Djamshed Nematov shot dead by cops after stabbing wife Amira Nematov during International Woman’s Day party: family

A man shot dead by cops after stabbing his wife in the stomach attacked his spouse during an International Woman’s Day party in Queens, a relative told The Post.

Amira Nematov was “in a lot of pain,” said the relative, who spoke from the woman’s hospital bedside Saturday.

“She’s out of it. She is only saying, ‘It hurts,’ and that’s it.”

The Friday night horror in Forest Hills happened among close family and friends who gathered to mark the holiday, which is a significant day in the family’s native Uzbekistan and other post-Soviet republics.

The knife-wielding man was shot dead by police after he stabbed his partner and refused NYPD orders to “drop” the weapon, authorities said. Wayne Carrington
Djamshed Nematov was struggling with his mental health and physical pain for weeks before he stabbed his wife, a relative said. Brigitte Stelzer/copyphoto

Her husband, Djamshed Nematov, “hasn’t been well,” said the relative, who would not give their name.

“He was having hallucinations. It may have been depression. Mental health. … Something was going on in his head.”

The 46-year-old’s apparent struggles included a lot of physical pain from a hernia, which prevented him from doing his job as a home health aide, the relative said, while the mental problems started a month ago and included “seeing things that weren’t there” and “having strange conversations with himself.”

“He needed to get treatment, but he wouldn’t go to the doctor,” the relative lamented. “Amira was worried about him. Even after everything that happened, she was worried about him, she kept asking, ‘How is my husband.’”

NYPD officers responding to 911 calls of the stabbing fatally shot Nematov after he refused to drop the knife, authorities said.

The wife, 43, does not yet know her husband is dead. She has undergone one surgery at Elmhurst Medical Center and may need more. The couple had four kids.

“They have been married for 20 plus years. They had a beautiful marriage. They were very happy. We don’t know how this happened,” the relative said.

Amira Nematov does not yet know her husband, Djamshed, was fatally shot by cops after he apparently stabbed her and then refused to drop knife. Brigitte Stelzer/copyphoto

“I had shown up when everything already happened,” the distraught family member said, speaking in Russian.

“… There was blood in the hallway. They were trying to revive him.

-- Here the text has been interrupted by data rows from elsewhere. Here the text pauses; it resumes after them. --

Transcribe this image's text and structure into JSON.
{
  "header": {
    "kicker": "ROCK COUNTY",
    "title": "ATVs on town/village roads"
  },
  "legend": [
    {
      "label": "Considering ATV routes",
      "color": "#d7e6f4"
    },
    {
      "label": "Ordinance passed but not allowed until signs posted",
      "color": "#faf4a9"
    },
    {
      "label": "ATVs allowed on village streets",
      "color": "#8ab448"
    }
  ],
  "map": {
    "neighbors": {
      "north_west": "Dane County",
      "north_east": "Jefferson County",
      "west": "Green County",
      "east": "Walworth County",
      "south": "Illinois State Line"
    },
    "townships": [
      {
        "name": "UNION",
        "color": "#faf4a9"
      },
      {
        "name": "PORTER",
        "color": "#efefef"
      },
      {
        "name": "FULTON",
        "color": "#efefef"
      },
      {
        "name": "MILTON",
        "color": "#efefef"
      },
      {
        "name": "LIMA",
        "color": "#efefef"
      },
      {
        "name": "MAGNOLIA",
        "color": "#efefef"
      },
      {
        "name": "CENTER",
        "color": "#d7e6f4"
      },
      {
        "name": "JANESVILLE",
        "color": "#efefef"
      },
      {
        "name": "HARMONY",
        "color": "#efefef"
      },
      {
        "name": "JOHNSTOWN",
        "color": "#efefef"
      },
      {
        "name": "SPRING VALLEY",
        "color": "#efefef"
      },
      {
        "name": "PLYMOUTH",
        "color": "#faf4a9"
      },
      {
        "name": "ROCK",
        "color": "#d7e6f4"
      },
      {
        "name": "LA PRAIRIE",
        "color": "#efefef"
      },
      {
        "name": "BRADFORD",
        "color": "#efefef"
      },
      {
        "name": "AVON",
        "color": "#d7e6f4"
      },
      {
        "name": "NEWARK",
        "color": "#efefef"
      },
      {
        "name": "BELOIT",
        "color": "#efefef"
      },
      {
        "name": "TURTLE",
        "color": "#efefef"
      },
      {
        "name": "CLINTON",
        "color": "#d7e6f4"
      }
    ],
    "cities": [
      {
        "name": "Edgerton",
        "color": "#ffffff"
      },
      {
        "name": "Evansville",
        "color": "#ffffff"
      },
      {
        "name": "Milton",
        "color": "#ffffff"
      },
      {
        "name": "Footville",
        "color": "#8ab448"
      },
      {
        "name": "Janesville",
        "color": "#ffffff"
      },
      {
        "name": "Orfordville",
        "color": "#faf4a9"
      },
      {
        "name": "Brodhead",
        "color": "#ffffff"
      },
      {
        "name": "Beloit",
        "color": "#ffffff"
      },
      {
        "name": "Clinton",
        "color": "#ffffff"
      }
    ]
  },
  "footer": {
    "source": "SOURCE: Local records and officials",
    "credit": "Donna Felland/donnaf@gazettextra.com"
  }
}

I just wanted to stop by and say happy March 8, give Amira flowers, but I didn’t make it in time.”

Long time neighbors told The Post they never heard the couple fight until recently.

However moments before the stabbing, which unfolded just before 7 p.m. on the second floor of their 62nd Avenue building, they heard screaming and then gunfire as cops tried to stop Nematov, who authorities said refused to drop the 12-inch knife he was carrying.

Chief of Department Jeffrey Maddrey said somebody in the building on 62nd Avenue in Forest Hills called 911. Four cops then arrived, and they ran into the suspect, who was carrying a 12-inch knife in the second-floor hallway, Maddrey said. Wayne Carrington

“We heard a lot of arguing, yelling,” neighbor Marcella Rueda told The Post on Saturday.

“We heard kids in the hallway, back and forth, and then it went silent for a bit, maybe a minute or two, and then we heard the four gunshots,” she said.

“It was really scary. [The gunshots] they were really really loud,” she added.

Police said there had been some sort of dispute. Hours before the stabbing the wife called her brother, confiding she and her husband were “having problems,” he told The Post.

The cops ordered Nematov, who has not been publicly identified, to “drop the knife,” but he refused and “charged” at them with the weapon, police said. One of the cops, a sergeant, then discharged his Taser, while two officers fired their guns at least four times, striking the suspect.

Neighbor Rueda said she’d watched the couple’s four kids — two daughters ages 23 and 20 and two sons ages 17 and 14 — grow up.

“We would hear a lot of arguing from other families on this floor, but not from this family. Maybe like last week I heard some arguing, [for the first time] but that’s all I heard, nothing crazy,” she said.

“They are a really nice family, very well mannered. The girls always greeted us.”

Now the couple’s kids have to pick up the pieces, the relative said.

“The children weren’t injured, but they have to deal with this,” they said.